HomeDocsAPI Reference
Kumo.ai
Docs

After creating your batch prediction workflow, you can kick off a batch prediction job. To do this, click on the Run Batch Prediction Job button on the right-hand side of the batch prediction workflow's detail page.

A modal window will appear where you can configure your batch prediction job settings.


Batch Predictions Job Settings

You can configure the following settings for your batch prediction job:

Prediction Anchor Time

Temporal filtering is available for setting a custom prediction anchor time. Under "Prediction Anchor Time", you can set an optional starting date for your predictions in ISO 8601 format (e.g., 2024-02-27).

If left blank, Kumo will use the latest timestamp in the fact table specified by your pQuery's target formula.

Setting Per Prediction Type

You'll also need to specify some additional settings per your prediction type. For example, a binary classification task will require setting a threshold (e.g., 0.5) for determining the point at which an object is considered part of the target class.

📘

Your editable options (e.g., Threshold for Binary Classification) will depend on the type of prediction task at hand.

Output Destination

Specify the output destination for your predictions. Kumo allows you to export your batch predictions to the following output destinations: AWS S3, Snowflake, BigQuery, or local download.

S3

Kumo allows exporting batch predictions as a single CSV or Parquet file, or as a partitioned Parquet file. To export as a partitioned Parquet file, please use the special file name {{PARTITION}}, when specifying the output file path. This {{PARTITION}} file name will be replaced by the name of the partition file, such as part_000, though the exact filename is subject to change. The size of each partition will be on the order of hundreds of megabytes.

Snowflake

To export to Snowflake, select your Snowflake connector and input the name of the table. If this table already exists, Kumo will delete the existing rows in the table before writing the new predictions.

📘

Note: The user account that you used to create the Snowflake connector must have permissions to create tables in Snowflake.

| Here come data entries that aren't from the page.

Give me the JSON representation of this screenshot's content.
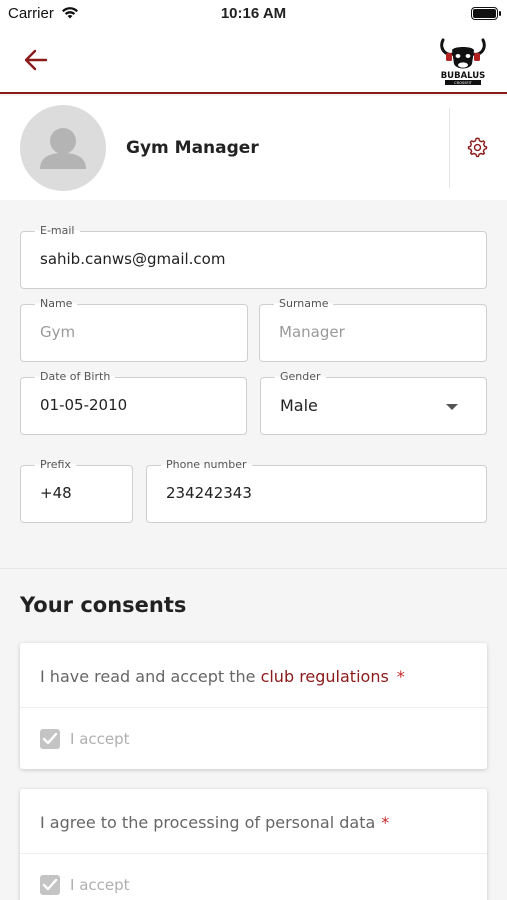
{
  "status": {
    "carrier": "Carrier",
    "time": "10:16 AM"
  },
  "header": {
    "logo_text": "BUBALUS",
    "logo_sub": "CROSSFIT"
  },
  "profile": {
    "name": "Gym Manager"
  },
  "form": {
    "email": {
      "label": "E-mail",
      "value": "sahib.canws@gmail.com"
    },
    "name": {
      "label": "Name",
      "placeholder": "Gym"
    },
    "surname": {
      "label": "Surname",
      "placeholder": "Manager"
    },
    "dob": {
      "label": "Date of Birth",
      "value": "01-05-2010"
    },
    "gender": {
      "label": "Gender",
      "value": "Male"
    },
    "prefix": {
      "label": "Prefix",
      "value": "+48"
    },
    "phone": {
      "label": "Phone number",
      "value": "234242343"
    }
  },
  "consents": {
    "title": "Your consents",
    "items": [
      {
        "text_before": "I have read and accept the ",
        "link": "club regulations",
        "required": "*",
        "accept_label": "I accept",
        "checked": true
      },
      {
        "text_before": "I agree to the processing of personal data",
        "link": "",
        "required": "*",
        "accept_label": "I accept",
        "checked": true
      }
    ]
  },
  "colors": {
    "accent": "#8b1a1a",
    "required": "#c62828",
    "background": "#f5f5f5"
  }
}
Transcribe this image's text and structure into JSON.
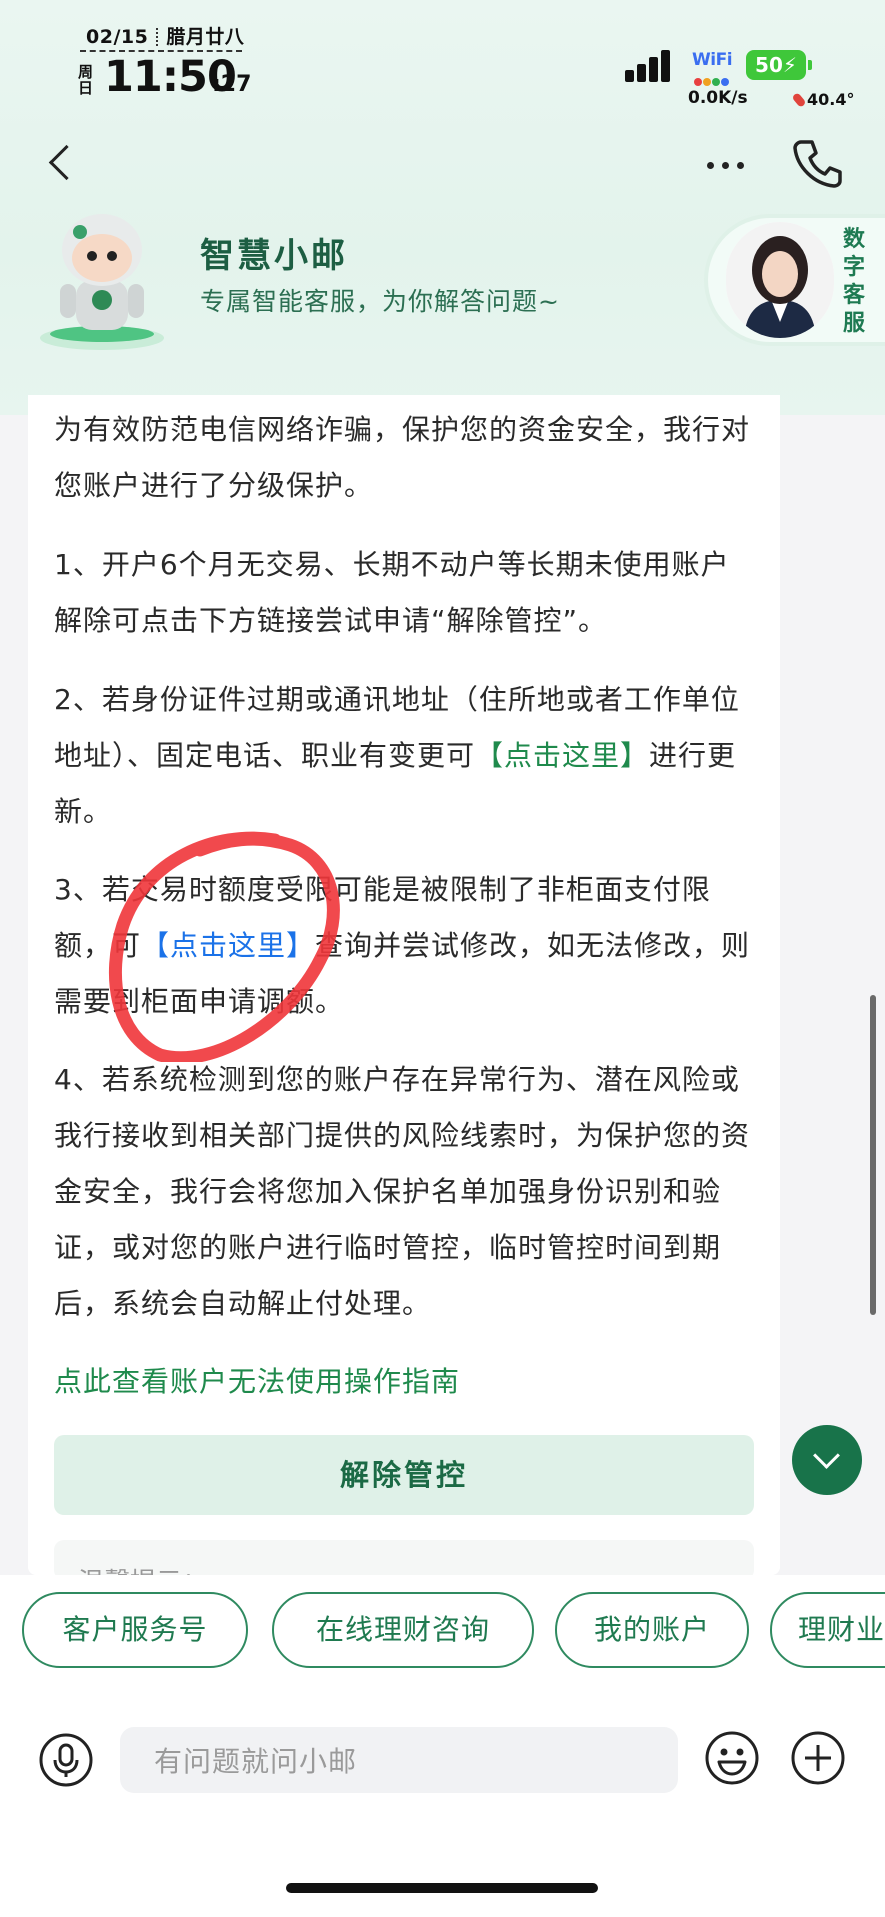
{
  "status_bar": {
    "date": "02/15",
    "lunar": "腊月廿八",
    "weekday": "周日",
    "time": "11:50",
    "seconds": ":27",
    "wifi_label": "WiFi",
    "battery": "50",
    "net_speed": "0.0K/s",
    "temperature": "40.4°"
  },
  "header": {
    "bot_name": "智慧小邮",
    "bot_desc": "专属智能客服，为你解答问题~",
    "digital_label": "数字客服"
  },
  "message": {
    "intro": "为有效防范电信网络诈骗，保护您的资金安全，我行对您账户进行了分级保护。",
    "item1": "1、开户6个月无交易、长期不动户等长期未使用账户解除可点击下方链接尝试申请“解除管控”。",
    "item2_pre": "2、若身份证件过期或通讯地址（住所地或者工作单位地址）、固定电话、职业有变更可",
    "item2_link": "【点击这里】",
    "item2_post": "进行更新。",
    "item3_pre": "3、若交易时额度受限可能是被限制了非柜面支付限额，可",
    "item3_link": "【点击这里】",
    "item3_post": "查询并尝试修改，如无法修改，则需要到柜面申请调额。",
    "item4": "4、若系统检测到您的账户存在异常行为、潜在风险或我行接收到相关部门提供的风险线索时，为保护您的资金安全，我行会将您加入保护名单加强身份识别和验证，或对您的账户进行临时管控，临时管控时间到期后，系统会自动解止付处理。",
    "guide_link": "点此查看账户无法使用操作指南",
    "release_button": "解除管控",
    "tip_partial": "温馨提示："
  },
  "quick_chips": [
    "客户服务号",
    "在线理财咨询",
    "我的账户",
    "理财业务"
  ],
  "input": {
    "placeholder": "有问题就问小邮"
  },
  "colors": {
    "brand_green": "#1f8a4c",
    "link_blue": "#1b72e8",
    "annotation_red": "#f0353a"
  }
}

If you're using Snowflake Secure Share, Kumo will create a secure view with the predictions table/database, which the Kumo POC will then use to share the predictions with you securely via secure share.

BigQuery

To export to BigQuery, select your BigQuery connector and input the name of the table. If this table already exists, Kumo will append predictions to this table (not replace it).

📘

Note: The user account that you used to create the BigQuery connector must have permissions to create tables in your BigQuery data warehouse.

Local Download Only

To download batch predictions to your desktop, select Local Download Only from the "Output Destination" drop-down menu. You can download a sample of the outputs, up to 1 GB in size.

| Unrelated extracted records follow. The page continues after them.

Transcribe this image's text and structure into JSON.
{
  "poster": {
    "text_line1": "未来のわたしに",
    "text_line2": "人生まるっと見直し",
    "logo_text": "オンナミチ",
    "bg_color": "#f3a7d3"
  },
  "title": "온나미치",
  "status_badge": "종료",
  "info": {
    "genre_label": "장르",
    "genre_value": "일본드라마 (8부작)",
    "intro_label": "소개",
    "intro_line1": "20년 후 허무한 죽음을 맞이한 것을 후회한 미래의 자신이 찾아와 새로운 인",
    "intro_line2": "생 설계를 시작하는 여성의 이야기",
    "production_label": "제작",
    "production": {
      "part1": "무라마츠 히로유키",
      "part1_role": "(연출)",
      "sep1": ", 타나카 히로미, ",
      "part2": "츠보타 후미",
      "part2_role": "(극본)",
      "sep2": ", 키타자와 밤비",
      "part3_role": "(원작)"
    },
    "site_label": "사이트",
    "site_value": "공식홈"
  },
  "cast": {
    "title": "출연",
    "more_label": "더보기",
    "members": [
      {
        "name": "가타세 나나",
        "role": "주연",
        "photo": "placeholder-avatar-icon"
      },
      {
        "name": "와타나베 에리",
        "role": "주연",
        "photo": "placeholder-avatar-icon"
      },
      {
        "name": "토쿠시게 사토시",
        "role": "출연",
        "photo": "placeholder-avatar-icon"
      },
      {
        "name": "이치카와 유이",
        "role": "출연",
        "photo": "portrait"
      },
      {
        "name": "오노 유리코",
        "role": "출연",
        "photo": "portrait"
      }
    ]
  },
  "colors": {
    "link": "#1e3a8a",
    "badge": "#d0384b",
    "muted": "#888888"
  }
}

Number of Parallel Workers

Under "Number of Parallel Workers", you can specify the number of workers (up to 4) that simultaneously work together in generating your batch predictions.

By default, a single worker works on a prediction task; increasing the number of workers, especially for large datasets, can significantly reduce the time it takes to generate predictions.

Batch Prediction Output Type

Kumo allows you to output your batch predictions to two types:

  1. Predictions - for the pQuery's target formula (after target filters are applied)
  1. Embeddings - numerical vectors that represent each entity referred to in the underlying pQuery, encoding information about how similarly different entities behave.

You'll need to either specify an output directory (for S3) or a table name (for Snowflake/BigQuery), depending on your output destination.

If you select "Local Download Only," you will be able to download a sample of the outputs (up to 1GB). Also, you'll need to specify a file type for your prediction outputs— either Parquet or CSV file format.

📘

You can later download a sample batch prediction output—even if you choose to write predictions to another data source.

The resulting table will contain a column for the entity id, columns for predicted values or embeddings, and a timestamp column if relevant.


Saving and Running Your Batch Prediction Job

Click on the Submit button to save your settings and kick off your batch prediction job.

You'll be routed to your batch prediction job's detail page, where you can monitor the progress of your batch prediction job.